Concomitant systemic use of NSAIDs may increase the frequency of adverse drug reactions.

Although clinical studies have not shown an effect of diclofenac on the action of anticoagulants, there have been isolated reports of an increased risk of bleeding in patients taking diclofenac and these drugs concomitantly. Therefore, close monitoring of such patients is recommended.

Concomitant use of NSAIDs and selective serotonin reuptake inhibitors may increase the risk of gastrointestinal bleeding.

Clinical studies have shown that diclofenac can be used together with oral hypoglycemic agents without affecting their therapeutic effect. However, there are isolated reports of the development in such cases of both hypoglycemia and hyperglycemia, which required a change in the dose of sugar-lowering drugs during the use of diclofenac. It is recommended to monitor blood glucose levels during therapy.

Caution is required when prescribing NSAIDs less than 24 hours before or after taking methotrexate, as in such cases the concentration of methotrexate in the blood may increase and its toxic effects may increase.

The effect of NSAIDs, including diclofenac, on prostaglandin synthesis in the kidney may enhance the nephrotoxicity of cyclosporine. In patients taking cyclosporine, diclofenac should be used in lower doses than in patients not taking cyclosporine.

There are isolated reports of the development of seizures in patients receiving quinoline derivatives and NSAIDs simultaneously.

Clinical signs of acute overdose are manifested by the gastrointestinal tract, kidneys, liver and central nervous system, namely: nausea, vomiting, diarrhea, epigastric pain, dizziness, tinnitus and agitation, sometimes – vomiting with blood, melena, impaired consciousness, difficulty breathing, convulsions and renal failure; liver damage is possible in case of severe intoxication.

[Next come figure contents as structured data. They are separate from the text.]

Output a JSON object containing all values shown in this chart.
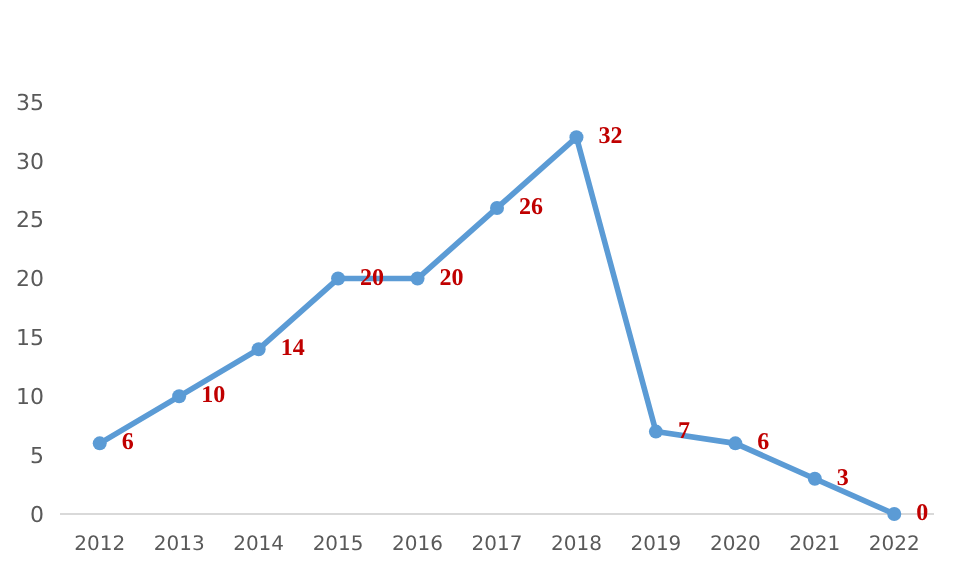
{
  "chart_data": {
    "type": "line",
    "categories": [
      "2012",
      "2013",
      "2014",
      "2015",
      "2016",
      "2017",
      "2018",
      "2019",
      "2020",
      "2021",
      "2022"
    ],
    "series": [
      {
        "color": "#5b9bd5",
        "values": [
          6,
          10,
          14,
          20,
          20,
          26,
          32,
          7,
          6,
          3,
          0
        ]
      }
    ],
    "ylim": [
      0,
      35
    ],
    "yticks": [
      0,
      5,
      10,
      15,
      20,
      25,
      30,
      35
    ],
    "grid": false,
    "marker": "circle",
    "line_style": "solid",
    "data_labels": true
  }
}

There is no specific antidote. Treatment of acute NSAID poisoning consists of supportive and symptomatic therapy. This includes the treatment of manifestations such as arterial hypotension, renal failure, convulsions, gastrointestinal disorders, respiratory depression. It is unlikely that such specific therapeutic measures as forced diuresis, hemodialysis or hemoperfusion will be effective in removing NSAIDs, including diclofenac, since the active substances of these drugs are largely bound to blood proteins and undergo intensive metabolism. Activated charcoal may be used after ingestion of potentially toxic doses, and gastric decontamination (e.g., induction of vomiting, gastric lavage) may be used after ingestion of potentially life-threatening doses.

In the original packaging at a temperature not exceeding 30°C.